The Mr C mentioned would be a reference to Moorcock’s Jerry Cornelius character; also mentioned are Frank (Cornelius) and (Bishop) Beasley. Hawkwind appeared in a cameo role in the Jerry Cornelius novel A Cure for Cancer and in the background to the Cornelius film The Final Programme






'Kings of Speed'
(French / German / Japanese / Portuguese / UK)

What this author says

Recorded out of contract at the end of Hawkwind’s United Artists tenure, Warrior… is not only a pivotal album in 70s Hawk-lore but one with its own mystique, its long-time unavailability generating rumours of decaying or lost masters and contractual roadblocks. Originally released on UA but not contractually part of their catalogue, it hasn’t benefited from Nigel Reeve and EMI’s dedication to early Hawkwind canon but this new multiple-version Atomhenge release more than rectifies that.

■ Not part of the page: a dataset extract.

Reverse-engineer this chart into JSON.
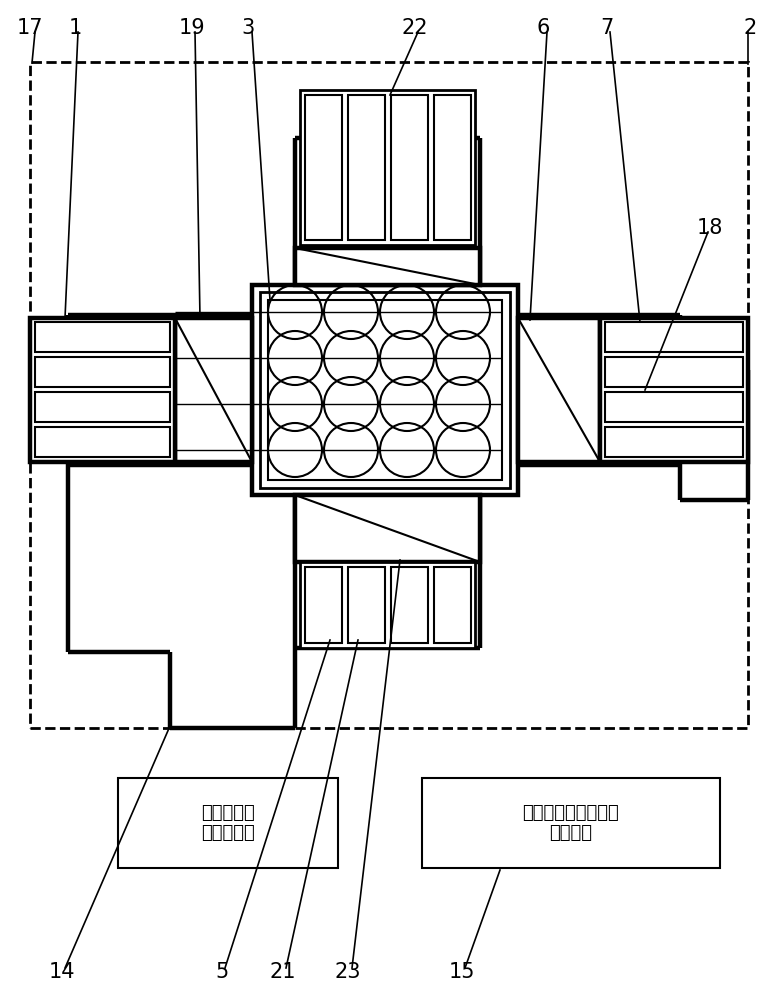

Whatever reverence is held for this disjointed attempt to conceptualise Mike Moorcock’s Eternal Champion stories onto vinyl, and it is held among fans as a true highpoint, it’s neither in the Space Ritual league of classic albums per se, or as cohesive as Hawkwind’s preceding LPs. That it often feels demo-like is exposed on the new transfer though majestically conquered on Steven Wilson’s 5.1 remix on the accompanying audiophile DVD. 

Sacrilege committed, it still has classic moments: Dave Brock’s Assault & Battery and its segued crash into Golden Void, his acoustic Demented Man and Simon House’s intricate Spiral Galaxy 28948. Relevant bonus material, remixes aside, includes multiple versions of Motörhead, a busking trifle and a sprawling demo of Spiral Galaxy but there isn’t enough extant outtakes to further illuminate the original.